Oczywiście najpewniej każda drużyna poleci w cieplejszy klimat, by trenować na zielonych murawach. Widzew wybiera się do Turcji. Nie podano jednak jeszcze oficjalnie dokładnego terminu i miejsca zgrupowania. Problem na pewno będzie później, bo widzewiacy wrócą w środek zimy i w środku zimy rozpoczną ligowe granie. – Murawa na sztucznym boisku na Łodziance jest bardzo złym stanie i będziemy musieli korzystać z innego boiska, by te treningi miały sens i by obyło się bez kontuzji – powiedział w programie „Rozmowy Tylko Sportowe” trener Janusz Niedźwiedź. Widzewiacy jeździć mają do Andrespola, gdzie są dobre warunki do treningów.
W klubie cały czas marzą o powstaniu ośrodka z prawdziwego zdarzenia, ale to melodia przyszłości. Trwają rozmowy z urzędem miasta na temat złożenia wspólnego wniosku do Ministerstwa Sportu w sprawie dofinansowania remontu boisk na Łodziance. Gdyby się to udało, to za jakiś czas drużyna byłaby zabezpieczona, a trenować przy ul. Małachowskiego w bardzo dobrych warunkach mogliby też oczywiście gracze Akademii Widzewa. Tyle, że na razie rozmowy z miastem o tej sprawie spowolniły i nie wiadomo, co dalej. Czas jest tylko do 30 listopada. Później już będzie za późno na złożenie wniosku.
CZYTAJ TEŻ: Widzew pożegnał się z Sercem Łodzi. Prezesi dumni
Niedźwiedź zdradził też, jak wyobraża sobie dobre warunki do treningów zespołu PKO Ekstraklasy. – Na pewno sztuczna murawa najwyższej jakości, dobrze by była pod balonem, bo to pozwala zaplanować i zrobić trening nawet w przypadku, gdyby w nocy przyszła śnieżyca. Do tego dwa boiska, najlepiej obok siebie, jedno podgrzewane. A my polecimy do Turcji na zgrupowanie, wrócimy do Polski i pewnie do końca lutego będzie problem, gdzie będziemy trenować – mówi szkoleniowiec.

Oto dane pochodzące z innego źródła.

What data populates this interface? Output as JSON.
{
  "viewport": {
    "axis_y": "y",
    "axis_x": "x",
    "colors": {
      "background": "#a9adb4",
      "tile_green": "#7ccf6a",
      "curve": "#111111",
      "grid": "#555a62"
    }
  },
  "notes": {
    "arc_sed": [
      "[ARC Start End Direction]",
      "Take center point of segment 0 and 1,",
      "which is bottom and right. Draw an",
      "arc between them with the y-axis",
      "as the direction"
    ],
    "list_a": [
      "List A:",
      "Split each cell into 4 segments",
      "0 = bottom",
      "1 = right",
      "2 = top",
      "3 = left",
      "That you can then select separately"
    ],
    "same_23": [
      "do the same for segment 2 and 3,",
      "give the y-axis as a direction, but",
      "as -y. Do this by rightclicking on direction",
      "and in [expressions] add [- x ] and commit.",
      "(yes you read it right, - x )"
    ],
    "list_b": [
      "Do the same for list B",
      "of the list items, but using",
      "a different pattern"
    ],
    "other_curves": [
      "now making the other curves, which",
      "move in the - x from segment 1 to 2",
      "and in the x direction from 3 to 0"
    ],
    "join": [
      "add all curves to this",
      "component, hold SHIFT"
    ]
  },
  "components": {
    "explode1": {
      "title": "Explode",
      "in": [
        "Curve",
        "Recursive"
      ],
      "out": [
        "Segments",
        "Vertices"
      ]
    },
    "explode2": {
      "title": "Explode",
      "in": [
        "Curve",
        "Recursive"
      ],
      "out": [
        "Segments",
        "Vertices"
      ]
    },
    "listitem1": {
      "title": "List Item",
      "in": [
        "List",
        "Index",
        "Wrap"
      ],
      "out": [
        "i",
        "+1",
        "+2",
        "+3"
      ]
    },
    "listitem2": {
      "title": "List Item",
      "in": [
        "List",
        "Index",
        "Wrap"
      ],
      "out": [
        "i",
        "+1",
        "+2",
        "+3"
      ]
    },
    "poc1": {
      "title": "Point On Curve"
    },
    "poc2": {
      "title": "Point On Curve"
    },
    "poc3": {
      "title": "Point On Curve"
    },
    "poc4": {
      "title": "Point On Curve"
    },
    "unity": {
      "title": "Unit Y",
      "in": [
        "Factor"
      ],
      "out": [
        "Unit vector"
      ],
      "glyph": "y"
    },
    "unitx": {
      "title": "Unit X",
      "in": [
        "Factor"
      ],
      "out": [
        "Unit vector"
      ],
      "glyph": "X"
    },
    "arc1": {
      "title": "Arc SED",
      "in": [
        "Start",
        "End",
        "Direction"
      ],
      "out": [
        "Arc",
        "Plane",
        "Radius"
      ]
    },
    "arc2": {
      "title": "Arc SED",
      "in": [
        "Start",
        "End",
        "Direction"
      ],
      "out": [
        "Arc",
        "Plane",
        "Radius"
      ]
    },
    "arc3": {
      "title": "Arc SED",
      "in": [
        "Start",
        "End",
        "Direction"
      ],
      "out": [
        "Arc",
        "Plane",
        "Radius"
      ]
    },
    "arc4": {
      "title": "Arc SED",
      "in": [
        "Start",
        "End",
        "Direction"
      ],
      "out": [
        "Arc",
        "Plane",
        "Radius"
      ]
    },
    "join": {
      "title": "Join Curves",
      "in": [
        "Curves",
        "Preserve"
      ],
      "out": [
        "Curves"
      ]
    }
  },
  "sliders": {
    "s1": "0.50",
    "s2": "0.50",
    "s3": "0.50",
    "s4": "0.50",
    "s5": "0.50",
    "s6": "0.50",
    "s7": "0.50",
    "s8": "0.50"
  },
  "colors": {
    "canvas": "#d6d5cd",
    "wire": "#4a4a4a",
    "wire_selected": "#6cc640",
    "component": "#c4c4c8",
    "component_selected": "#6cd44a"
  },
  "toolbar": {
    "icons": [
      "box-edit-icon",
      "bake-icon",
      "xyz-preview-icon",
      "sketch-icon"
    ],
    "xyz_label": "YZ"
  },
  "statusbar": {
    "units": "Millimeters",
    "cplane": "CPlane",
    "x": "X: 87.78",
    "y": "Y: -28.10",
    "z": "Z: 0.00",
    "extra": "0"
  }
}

I dodał: – Marzymy o rozwoju, sukcesach, mistrzostwach Polski, a my musimy myśleć o tym, gdzie będziemy trenować. Bez bazy treningowej klub nie zdobi kroku do przodu, bez względu na to, jaką pracę wykonamy. Jeśli nic się nie ruszy, to w pewnym momencie odbijemy się od ściany. Dobre boiska to podstawa i nie chodzi mi tylko o pierwszy zespół, ale też akademię. Nie może być tak, że dwie, a nawet trzy drużyny trenują na jednym sztucznym boisku. Pierwszy zespół jest wizytówką klubu, ale to akademia może go wznieść na wyższy poziom.